Voilà ce que nous disent substantiellement les textes au sujet de la vie de Marie, que l’Église a solennellement nommée Théotokos, mère de Dieu, lors du concile d’Éphèse en 431.
Si très vite la piété populaire s’est emparée de l’image de Marie, perçue le plus souvent dans son aspect protecteur et maternel, mais aussi comme la plus puissante ambassadrice auprès de Dieu, ne peut-on pour autant rien dire de la personnalité de la plus grande dame de la Bible ?
À y regarder de plus près, les Évangiles nous donnent quelques indices qui peuvent nous révéler un portrait de Marie ni mièvre, ni doucereux.
Dès l’Annonciation, l’attitude de Marie est différente de celle de son cousin Zacharie, à qui l’ange a annoncé aussi la naissance de Jean Baptiste, et qui a douté et demandé un signe. Marie accueille avec foi et simplicité la parole de Gabriel, et sur cette même parole elle court rendre visite à sa vieille cousine, Élisabeth, qui est enceinte.

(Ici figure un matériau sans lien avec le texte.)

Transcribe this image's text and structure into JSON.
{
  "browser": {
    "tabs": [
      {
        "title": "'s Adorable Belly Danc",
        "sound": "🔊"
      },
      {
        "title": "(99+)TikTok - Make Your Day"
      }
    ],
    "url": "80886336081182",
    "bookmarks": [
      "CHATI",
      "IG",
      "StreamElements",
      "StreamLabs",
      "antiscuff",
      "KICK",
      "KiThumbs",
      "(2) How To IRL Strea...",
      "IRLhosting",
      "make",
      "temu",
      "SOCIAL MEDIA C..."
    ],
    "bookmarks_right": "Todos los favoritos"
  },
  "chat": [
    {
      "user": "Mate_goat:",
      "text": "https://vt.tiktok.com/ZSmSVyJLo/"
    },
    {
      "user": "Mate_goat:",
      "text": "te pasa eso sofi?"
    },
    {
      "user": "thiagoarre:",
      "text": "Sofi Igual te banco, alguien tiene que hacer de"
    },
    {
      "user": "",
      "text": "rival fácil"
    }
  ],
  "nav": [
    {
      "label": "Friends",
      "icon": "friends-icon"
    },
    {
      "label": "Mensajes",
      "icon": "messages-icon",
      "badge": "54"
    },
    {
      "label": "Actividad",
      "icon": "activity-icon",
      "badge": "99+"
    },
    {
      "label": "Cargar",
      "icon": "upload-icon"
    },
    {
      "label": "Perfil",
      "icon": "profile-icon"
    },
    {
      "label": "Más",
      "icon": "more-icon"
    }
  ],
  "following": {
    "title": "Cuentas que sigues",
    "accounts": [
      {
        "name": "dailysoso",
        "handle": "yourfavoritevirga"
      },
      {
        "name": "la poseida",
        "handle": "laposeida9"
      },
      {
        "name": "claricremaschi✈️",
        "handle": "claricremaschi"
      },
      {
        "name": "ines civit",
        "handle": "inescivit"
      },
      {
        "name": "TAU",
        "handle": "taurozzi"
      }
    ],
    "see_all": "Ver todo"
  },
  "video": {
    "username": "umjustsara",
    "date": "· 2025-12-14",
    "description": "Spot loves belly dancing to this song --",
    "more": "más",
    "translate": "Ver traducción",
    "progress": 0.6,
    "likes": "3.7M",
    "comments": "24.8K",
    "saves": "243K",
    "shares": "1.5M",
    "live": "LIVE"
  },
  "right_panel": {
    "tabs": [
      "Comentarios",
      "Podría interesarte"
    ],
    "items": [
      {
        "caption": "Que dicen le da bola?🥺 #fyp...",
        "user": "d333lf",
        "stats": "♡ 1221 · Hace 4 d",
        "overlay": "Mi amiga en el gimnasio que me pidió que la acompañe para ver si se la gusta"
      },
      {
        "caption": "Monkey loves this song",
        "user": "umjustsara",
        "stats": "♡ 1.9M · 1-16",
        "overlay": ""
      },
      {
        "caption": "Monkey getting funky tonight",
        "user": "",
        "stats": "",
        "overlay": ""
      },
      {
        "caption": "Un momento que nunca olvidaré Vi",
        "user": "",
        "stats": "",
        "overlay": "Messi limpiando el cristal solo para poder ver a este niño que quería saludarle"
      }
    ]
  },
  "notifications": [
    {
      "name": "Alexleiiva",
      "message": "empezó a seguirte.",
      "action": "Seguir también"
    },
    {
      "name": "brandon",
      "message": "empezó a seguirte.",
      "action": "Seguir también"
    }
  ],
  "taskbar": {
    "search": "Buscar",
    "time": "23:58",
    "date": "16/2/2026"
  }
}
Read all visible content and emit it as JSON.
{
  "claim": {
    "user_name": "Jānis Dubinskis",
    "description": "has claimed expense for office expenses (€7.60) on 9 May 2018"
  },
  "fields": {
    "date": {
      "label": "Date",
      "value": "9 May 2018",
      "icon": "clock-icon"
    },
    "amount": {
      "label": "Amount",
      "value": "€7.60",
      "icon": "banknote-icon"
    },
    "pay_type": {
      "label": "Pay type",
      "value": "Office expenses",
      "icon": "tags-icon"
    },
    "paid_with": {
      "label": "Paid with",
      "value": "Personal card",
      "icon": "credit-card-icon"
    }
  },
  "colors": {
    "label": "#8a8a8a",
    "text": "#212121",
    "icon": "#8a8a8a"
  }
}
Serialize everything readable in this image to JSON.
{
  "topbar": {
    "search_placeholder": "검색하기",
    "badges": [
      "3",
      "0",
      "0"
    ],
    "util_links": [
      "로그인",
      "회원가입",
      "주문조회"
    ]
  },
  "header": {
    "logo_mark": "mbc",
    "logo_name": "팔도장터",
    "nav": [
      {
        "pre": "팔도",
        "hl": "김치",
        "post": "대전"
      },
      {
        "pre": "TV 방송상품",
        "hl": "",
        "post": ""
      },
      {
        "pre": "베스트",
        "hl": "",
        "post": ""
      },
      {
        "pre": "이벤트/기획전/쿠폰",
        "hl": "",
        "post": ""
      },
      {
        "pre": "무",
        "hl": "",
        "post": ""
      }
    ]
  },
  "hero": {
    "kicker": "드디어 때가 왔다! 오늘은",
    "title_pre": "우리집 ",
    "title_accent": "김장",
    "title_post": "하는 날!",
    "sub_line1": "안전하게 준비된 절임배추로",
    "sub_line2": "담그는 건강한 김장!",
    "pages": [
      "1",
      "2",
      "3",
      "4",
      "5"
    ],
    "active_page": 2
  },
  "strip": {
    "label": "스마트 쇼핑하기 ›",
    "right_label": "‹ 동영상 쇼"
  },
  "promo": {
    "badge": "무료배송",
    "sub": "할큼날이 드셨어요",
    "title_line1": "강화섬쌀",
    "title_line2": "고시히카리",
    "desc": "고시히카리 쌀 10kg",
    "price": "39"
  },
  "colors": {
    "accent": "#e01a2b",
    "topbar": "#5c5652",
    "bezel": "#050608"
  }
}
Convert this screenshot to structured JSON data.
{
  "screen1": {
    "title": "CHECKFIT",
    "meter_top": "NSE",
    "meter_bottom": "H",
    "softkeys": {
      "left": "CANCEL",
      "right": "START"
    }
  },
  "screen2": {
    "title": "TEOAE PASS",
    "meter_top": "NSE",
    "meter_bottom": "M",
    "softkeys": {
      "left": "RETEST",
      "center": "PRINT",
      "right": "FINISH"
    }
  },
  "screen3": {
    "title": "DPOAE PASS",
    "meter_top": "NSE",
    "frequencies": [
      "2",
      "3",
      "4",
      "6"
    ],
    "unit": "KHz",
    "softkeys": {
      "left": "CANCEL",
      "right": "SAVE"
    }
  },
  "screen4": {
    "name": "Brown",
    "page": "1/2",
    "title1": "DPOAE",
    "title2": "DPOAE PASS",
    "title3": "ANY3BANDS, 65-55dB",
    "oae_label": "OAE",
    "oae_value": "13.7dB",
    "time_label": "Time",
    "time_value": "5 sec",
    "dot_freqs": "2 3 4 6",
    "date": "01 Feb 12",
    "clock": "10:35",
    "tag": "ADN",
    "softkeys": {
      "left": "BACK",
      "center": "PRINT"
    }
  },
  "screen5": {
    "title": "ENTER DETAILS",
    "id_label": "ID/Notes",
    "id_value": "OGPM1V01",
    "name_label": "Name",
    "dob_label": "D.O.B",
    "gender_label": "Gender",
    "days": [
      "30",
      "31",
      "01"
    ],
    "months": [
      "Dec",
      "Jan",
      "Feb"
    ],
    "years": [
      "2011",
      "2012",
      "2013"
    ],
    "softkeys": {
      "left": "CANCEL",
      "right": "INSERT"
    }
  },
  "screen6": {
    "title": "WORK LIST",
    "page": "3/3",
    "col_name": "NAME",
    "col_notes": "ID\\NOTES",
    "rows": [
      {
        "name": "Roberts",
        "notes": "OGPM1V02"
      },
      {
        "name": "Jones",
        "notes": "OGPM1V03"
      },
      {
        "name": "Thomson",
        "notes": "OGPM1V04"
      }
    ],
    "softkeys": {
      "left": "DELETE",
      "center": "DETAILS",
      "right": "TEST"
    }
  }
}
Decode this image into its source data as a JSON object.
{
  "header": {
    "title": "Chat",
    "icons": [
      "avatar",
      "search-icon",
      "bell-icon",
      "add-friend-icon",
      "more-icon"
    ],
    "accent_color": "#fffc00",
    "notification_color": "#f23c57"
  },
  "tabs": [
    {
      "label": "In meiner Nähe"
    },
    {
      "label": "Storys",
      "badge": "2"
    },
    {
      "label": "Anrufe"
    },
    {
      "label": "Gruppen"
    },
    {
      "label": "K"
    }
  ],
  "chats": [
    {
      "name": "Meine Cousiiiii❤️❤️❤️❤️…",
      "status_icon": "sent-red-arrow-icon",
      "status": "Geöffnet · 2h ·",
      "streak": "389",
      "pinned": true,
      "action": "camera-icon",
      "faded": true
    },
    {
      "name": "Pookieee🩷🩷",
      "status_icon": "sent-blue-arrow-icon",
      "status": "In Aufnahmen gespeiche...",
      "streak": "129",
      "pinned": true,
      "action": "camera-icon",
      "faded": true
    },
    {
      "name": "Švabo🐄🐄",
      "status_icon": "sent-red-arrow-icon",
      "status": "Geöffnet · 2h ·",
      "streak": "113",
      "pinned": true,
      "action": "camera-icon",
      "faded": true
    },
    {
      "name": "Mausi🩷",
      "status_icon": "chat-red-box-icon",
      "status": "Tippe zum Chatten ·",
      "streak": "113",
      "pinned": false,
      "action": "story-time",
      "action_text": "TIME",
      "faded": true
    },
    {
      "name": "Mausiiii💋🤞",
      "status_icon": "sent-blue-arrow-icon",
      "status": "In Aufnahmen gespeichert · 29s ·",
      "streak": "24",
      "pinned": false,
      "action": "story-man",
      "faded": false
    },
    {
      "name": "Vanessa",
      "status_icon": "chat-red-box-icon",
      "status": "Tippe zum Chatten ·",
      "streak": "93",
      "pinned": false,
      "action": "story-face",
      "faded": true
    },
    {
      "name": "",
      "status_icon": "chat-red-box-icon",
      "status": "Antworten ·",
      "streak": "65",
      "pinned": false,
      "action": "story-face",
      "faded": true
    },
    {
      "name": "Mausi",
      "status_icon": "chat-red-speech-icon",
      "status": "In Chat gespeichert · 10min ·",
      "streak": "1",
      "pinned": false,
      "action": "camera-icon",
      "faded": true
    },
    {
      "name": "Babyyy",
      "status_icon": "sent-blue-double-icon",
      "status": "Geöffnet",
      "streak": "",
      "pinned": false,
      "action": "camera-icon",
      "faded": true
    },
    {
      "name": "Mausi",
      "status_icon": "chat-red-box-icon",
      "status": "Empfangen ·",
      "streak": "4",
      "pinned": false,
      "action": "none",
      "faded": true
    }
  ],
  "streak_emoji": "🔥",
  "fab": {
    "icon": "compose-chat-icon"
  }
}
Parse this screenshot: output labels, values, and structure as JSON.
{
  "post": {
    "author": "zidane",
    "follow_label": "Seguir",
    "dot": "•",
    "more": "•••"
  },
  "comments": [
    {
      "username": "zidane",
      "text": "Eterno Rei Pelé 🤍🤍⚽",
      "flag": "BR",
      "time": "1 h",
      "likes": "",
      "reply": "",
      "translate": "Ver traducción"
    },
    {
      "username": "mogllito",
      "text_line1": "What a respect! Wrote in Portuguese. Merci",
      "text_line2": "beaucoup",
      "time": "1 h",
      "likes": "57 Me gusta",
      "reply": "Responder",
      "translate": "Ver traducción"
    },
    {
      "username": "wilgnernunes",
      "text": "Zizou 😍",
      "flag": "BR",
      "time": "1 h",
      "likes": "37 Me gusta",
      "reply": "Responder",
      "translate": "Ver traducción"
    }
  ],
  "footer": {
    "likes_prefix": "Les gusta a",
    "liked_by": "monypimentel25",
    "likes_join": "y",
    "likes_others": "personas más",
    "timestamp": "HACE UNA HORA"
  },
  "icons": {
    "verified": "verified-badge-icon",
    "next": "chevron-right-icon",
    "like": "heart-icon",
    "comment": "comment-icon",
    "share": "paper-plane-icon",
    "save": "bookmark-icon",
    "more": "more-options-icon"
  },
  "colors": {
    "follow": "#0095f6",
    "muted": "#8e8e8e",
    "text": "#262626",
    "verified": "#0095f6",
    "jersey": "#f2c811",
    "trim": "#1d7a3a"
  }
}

Dans sa joie, après la salutation de celle-ci qui l’appelle bienheureuse parce qu’elle a cru à ce qui lui a été dit de la part du Seigneur, Marie exulte d’allégresse. Elle reprend un vieux cantique biblique, celui d’Anne, la mère de Samuel, que l’on a appelé le Magnificat, mais y ajoute quelques lignes qui en disent long sur son caractère : Et les riches, il [Dieu] les renvoie les mains vides.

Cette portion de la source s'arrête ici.